Review articles and international consensus statements have mainly focused on the incidence of EAH in organized endurance events that are conducted in the frontcountry, where medical tents and local emergency medical services are typically available on site and transport to a local hospital is readily available. However, many prolonged individual exertional activities such as backpacking, ultramarathons, and multiple-day endurance events take place in the backcountry with limited or no medical support and expectations of delayed medical evacuation.
Appropriated management of EAH depends first on correctly diagnosing the condition. The guidelines address the assessment of patients with overlapping or nonspecific signs that can make differential diagnosis challenging, for example, with heat exhaustion or exertional heat stroke.
“Even after 40 years of worldwide documentation of EAH in both frontcountry and backcountry physical activities there is still an ongoing need for education of the public, event directors, EMS personal, and clinicians for prevention strategies and medical management caused by overhydration of fluids that can result in rare, but life threatening medical outcomes,” explained lead author Brad L. Bennett, Ph.D., Adjunct Professor, Military & Emergency Medicine Department, F. Edward Hébert School of Medicine, Uniformed Services University of the Health Sciences, Bethesda, MD, USA. “The typical field response for heat-related illness or when someone is dehydrated is to encourage oral hypotonic fluid intake or administer rapid isotonic IV fluids to endurance activity participants.

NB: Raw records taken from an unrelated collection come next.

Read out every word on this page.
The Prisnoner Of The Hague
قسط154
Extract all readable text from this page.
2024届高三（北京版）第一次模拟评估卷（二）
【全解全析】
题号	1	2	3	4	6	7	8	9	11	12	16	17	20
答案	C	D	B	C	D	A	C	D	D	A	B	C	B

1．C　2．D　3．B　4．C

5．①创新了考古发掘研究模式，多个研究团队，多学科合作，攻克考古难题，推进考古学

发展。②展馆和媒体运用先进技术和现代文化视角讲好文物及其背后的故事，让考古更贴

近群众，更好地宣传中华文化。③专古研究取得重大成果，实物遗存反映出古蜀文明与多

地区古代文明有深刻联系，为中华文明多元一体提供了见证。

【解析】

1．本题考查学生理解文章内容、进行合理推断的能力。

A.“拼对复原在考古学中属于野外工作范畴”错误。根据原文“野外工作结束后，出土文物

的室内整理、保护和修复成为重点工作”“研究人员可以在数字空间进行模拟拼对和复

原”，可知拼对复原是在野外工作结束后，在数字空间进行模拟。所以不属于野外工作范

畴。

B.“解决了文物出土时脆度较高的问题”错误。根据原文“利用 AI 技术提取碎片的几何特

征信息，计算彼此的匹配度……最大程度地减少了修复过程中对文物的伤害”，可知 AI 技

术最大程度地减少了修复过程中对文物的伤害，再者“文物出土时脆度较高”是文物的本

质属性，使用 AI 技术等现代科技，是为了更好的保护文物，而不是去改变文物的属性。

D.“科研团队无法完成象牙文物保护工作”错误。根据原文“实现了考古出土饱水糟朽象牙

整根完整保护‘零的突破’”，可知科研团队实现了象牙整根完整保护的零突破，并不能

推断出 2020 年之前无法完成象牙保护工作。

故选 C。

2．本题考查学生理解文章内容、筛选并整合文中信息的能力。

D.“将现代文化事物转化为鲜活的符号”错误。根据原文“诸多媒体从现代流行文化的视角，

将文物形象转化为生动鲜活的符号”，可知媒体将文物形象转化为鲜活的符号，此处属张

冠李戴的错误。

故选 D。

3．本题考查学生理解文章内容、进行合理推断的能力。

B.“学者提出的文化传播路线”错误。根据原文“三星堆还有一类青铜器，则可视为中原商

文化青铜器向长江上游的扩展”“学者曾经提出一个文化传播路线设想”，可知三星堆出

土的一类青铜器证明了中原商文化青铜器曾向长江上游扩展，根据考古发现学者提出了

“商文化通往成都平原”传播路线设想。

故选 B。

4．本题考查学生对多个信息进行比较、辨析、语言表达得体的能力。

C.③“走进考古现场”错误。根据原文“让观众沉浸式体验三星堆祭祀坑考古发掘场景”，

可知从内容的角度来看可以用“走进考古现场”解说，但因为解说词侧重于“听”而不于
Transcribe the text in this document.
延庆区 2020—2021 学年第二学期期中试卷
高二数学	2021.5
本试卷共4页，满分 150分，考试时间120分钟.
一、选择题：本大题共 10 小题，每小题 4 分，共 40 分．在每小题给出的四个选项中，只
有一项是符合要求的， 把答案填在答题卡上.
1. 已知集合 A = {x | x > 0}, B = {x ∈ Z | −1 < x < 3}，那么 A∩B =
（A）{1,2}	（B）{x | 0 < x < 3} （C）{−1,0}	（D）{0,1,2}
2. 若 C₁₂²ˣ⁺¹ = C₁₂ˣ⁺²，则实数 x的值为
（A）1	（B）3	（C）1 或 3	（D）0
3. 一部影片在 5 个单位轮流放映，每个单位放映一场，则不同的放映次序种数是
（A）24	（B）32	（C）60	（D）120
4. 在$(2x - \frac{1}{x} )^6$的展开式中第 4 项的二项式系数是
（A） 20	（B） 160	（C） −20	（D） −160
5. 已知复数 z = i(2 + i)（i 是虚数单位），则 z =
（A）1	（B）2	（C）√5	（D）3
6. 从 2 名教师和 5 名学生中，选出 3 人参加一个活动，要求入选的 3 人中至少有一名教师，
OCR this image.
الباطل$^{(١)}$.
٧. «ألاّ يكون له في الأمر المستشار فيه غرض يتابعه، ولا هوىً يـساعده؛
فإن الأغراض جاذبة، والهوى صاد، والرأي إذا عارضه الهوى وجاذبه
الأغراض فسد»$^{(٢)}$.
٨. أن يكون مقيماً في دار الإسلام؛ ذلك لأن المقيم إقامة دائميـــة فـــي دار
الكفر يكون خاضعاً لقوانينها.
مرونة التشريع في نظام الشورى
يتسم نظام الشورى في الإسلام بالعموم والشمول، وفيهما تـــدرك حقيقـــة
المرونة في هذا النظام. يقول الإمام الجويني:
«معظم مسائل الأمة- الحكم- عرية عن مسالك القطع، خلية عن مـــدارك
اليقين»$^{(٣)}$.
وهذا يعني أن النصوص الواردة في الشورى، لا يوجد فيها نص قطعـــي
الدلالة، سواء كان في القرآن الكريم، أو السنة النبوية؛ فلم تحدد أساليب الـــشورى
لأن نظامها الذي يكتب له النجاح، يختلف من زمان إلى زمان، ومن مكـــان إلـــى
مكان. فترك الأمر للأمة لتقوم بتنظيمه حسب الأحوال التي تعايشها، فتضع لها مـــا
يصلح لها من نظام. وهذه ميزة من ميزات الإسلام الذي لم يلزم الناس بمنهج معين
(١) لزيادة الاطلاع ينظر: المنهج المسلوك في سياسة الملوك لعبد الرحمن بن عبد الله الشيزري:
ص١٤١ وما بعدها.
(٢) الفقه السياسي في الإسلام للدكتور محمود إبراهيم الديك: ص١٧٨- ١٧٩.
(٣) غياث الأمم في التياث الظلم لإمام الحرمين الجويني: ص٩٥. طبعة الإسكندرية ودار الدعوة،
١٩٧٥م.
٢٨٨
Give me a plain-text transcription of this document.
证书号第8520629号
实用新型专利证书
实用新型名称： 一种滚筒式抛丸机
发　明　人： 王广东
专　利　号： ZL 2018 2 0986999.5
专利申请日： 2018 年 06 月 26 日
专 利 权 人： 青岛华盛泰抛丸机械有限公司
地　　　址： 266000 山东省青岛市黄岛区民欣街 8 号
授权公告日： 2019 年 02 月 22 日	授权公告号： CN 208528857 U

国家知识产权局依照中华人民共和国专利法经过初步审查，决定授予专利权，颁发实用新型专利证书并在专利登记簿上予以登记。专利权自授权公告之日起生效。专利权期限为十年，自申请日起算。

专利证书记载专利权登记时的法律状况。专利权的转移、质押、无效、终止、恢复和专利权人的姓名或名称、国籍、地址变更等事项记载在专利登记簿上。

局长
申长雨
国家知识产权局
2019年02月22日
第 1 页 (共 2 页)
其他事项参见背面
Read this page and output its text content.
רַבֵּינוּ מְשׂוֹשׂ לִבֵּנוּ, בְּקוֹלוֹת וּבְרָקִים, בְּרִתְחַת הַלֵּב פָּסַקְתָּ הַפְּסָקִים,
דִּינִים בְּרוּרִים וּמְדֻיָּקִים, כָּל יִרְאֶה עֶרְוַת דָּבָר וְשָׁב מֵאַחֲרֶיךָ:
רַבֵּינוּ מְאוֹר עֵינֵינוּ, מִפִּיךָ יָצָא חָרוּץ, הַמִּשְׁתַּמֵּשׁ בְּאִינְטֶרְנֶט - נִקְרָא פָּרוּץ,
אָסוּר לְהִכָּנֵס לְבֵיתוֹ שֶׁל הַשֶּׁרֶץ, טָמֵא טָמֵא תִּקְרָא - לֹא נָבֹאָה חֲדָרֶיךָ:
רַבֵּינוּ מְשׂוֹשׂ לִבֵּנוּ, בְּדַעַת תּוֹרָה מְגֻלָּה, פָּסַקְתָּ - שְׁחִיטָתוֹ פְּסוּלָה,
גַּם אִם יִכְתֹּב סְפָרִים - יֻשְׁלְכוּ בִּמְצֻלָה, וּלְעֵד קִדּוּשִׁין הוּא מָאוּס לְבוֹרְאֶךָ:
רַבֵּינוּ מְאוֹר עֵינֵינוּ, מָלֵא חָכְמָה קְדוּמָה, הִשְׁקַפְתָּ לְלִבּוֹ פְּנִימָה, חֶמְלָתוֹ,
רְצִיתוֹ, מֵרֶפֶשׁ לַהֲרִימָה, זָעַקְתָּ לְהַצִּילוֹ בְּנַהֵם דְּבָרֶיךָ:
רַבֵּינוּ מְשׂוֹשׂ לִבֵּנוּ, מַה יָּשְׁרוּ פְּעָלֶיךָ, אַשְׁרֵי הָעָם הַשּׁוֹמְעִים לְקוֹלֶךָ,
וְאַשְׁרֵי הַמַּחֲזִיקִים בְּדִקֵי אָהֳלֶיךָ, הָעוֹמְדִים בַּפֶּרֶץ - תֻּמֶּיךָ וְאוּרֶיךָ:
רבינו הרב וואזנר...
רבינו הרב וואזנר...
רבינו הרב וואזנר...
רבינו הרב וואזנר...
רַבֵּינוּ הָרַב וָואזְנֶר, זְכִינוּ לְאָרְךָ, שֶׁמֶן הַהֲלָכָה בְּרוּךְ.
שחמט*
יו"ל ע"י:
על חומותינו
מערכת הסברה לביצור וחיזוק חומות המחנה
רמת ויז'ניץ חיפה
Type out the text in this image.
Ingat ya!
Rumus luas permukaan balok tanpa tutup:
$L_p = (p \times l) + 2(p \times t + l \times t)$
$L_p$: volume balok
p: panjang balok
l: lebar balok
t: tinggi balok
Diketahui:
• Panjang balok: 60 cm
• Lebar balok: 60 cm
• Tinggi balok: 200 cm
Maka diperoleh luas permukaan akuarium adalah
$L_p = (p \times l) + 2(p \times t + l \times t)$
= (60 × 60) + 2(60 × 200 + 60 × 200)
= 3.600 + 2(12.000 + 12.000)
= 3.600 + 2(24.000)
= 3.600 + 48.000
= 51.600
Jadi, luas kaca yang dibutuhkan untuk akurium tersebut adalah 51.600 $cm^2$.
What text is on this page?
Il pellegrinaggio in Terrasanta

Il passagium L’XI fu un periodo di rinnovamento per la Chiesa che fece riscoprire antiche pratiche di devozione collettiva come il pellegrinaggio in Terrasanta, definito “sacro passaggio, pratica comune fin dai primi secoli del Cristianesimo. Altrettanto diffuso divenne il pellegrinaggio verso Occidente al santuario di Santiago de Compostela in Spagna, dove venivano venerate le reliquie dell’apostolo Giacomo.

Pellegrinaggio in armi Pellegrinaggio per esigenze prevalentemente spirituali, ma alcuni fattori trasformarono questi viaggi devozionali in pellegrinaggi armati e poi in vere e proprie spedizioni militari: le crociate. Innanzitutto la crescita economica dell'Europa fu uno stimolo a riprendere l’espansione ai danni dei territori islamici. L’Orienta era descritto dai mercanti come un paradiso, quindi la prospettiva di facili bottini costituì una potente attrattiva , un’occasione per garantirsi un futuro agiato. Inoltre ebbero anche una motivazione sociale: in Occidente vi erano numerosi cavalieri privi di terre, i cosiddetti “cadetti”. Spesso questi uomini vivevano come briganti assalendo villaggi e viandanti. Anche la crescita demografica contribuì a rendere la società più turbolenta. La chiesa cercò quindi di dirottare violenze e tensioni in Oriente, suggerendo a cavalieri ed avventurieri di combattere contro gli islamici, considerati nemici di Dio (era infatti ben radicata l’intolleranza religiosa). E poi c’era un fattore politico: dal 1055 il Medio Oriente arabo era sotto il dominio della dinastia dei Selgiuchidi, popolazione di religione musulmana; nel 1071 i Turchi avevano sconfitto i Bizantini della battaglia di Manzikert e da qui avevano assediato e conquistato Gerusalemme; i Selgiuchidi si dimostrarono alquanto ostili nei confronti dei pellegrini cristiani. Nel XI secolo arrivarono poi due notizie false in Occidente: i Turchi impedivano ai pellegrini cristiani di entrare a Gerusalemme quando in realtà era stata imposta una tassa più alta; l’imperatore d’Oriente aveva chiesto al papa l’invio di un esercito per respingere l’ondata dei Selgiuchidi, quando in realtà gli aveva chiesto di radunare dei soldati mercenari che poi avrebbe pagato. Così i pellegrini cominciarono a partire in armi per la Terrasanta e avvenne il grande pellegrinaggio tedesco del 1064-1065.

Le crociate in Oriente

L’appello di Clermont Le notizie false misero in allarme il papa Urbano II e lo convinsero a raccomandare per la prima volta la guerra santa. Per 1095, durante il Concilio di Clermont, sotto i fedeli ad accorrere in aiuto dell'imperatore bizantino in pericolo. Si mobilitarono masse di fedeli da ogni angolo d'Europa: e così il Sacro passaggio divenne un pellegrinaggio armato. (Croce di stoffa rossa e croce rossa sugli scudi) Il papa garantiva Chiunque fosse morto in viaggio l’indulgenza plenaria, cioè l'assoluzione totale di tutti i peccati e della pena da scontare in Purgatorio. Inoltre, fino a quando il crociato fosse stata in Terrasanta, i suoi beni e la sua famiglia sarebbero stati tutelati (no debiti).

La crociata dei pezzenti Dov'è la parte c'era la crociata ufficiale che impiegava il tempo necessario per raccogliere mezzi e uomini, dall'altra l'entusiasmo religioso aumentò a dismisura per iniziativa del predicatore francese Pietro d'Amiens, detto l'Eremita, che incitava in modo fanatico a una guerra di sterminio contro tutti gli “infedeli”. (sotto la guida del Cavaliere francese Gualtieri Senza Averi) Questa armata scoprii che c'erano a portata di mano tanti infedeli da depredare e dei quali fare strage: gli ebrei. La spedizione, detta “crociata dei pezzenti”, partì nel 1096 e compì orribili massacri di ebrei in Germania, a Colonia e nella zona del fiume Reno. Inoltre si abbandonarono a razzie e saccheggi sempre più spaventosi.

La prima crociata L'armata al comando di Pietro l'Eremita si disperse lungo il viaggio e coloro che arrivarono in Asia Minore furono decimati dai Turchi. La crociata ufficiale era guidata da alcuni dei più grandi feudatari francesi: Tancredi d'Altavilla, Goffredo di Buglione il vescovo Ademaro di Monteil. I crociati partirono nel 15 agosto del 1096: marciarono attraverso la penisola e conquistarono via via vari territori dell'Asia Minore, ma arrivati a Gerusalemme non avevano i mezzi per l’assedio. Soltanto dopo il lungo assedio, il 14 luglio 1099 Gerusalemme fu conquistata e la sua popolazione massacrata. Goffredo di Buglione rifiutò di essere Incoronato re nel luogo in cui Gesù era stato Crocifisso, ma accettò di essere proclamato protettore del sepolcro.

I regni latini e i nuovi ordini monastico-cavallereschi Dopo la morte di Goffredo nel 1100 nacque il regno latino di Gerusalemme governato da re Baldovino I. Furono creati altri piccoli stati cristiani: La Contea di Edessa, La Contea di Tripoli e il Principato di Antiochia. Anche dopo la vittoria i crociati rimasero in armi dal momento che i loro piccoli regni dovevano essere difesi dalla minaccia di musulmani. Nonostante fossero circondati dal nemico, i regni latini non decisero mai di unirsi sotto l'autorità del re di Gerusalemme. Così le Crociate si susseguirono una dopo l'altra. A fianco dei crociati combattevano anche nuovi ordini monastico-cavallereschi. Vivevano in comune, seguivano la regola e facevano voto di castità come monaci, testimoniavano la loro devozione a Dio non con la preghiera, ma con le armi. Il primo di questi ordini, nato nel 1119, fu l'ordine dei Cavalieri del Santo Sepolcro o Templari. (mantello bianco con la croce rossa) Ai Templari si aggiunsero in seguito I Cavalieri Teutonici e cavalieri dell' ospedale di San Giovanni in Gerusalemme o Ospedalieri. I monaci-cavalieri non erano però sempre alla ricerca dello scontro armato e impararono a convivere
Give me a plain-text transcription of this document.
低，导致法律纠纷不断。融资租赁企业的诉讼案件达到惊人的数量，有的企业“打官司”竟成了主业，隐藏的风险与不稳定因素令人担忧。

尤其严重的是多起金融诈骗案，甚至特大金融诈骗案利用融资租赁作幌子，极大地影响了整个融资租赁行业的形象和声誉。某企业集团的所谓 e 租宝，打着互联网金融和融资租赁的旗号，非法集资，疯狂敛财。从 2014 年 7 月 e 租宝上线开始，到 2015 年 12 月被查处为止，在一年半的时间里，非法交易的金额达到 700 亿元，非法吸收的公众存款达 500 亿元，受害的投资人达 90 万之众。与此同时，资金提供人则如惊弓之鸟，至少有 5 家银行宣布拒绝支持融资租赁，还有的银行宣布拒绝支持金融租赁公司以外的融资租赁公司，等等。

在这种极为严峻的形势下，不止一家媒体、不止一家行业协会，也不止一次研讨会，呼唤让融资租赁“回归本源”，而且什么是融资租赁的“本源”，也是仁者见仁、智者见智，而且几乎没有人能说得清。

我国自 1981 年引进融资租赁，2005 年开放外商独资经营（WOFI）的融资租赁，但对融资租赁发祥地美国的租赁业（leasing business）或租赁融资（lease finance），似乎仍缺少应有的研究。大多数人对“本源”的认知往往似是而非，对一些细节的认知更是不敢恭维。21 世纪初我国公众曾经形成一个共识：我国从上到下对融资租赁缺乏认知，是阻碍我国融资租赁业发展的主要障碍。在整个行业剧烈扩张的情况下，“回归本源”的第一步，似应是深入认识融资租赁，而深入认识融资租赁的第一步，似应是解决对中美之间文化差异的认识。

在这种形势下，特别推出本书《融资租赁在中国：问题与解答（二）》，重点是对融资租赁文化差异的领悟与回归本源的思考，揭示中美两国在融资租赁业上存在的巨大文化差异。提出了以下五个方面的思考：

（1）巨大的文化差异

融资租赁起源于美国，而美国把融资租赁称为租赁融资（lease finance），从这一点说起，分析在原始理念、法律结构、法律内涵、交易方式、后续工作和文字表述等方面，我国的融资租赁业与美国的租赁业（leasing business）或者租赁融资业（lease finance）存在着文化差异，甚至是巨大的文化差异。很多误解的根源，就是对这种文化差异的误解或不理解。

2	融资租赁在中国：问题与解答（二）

However, such universal treatment may result in increased morbidity and mortality in the EAH patient.”
The guidelines recommend that:
- Appropriate education and coordination among participants, event directors, support crews, park rangers, first responders, and EMS transport personnel are essential in both prevention and management of EAH.
- Prolonged overhydration during exercise, which is the primary risk factor in the development of all forms of EAH, should be avoided.
- Sodium and/or salty snacks should be freely available for consumption along with the appropriate fluids, particularly in long, hot events in non-heat acclimatized persons.
- Participants should drink enough to satisfy their thirst but avoid overdrinking.
- Point-of-care testing should be done on at-risk, symptomatic patients, when available.
- Oral fluids should be restricted if EAH from fluid overload is associated with mild symptoms.
- Hypotonic fluids are contraindicated with suspected EAH.
- The use of oral salt or hypertonic fluids may be effective in reversing moderate to severe symptoms of EAH when no IV hypertonic saline (3 percent) is available.
- Patients should be observed for at least 60 minutes after exercise to ensure no decompensation from delayed symptomatic EAH.
- Receiving caregivers should be alerted to the potential diagnosis of EAH and fluid management restrictions when transferring care.
“It is important to note that no single recommendation for fluid hydration will work in the range of physical activities in different humidity and ambient temperatures with varied sweat rate, body mass, exercise intensity, and duration. However, for the majority of individuals, drinking according to thirst can help prevent EAH and the potential for life threatening outcomes,” commented Dr. Bennett.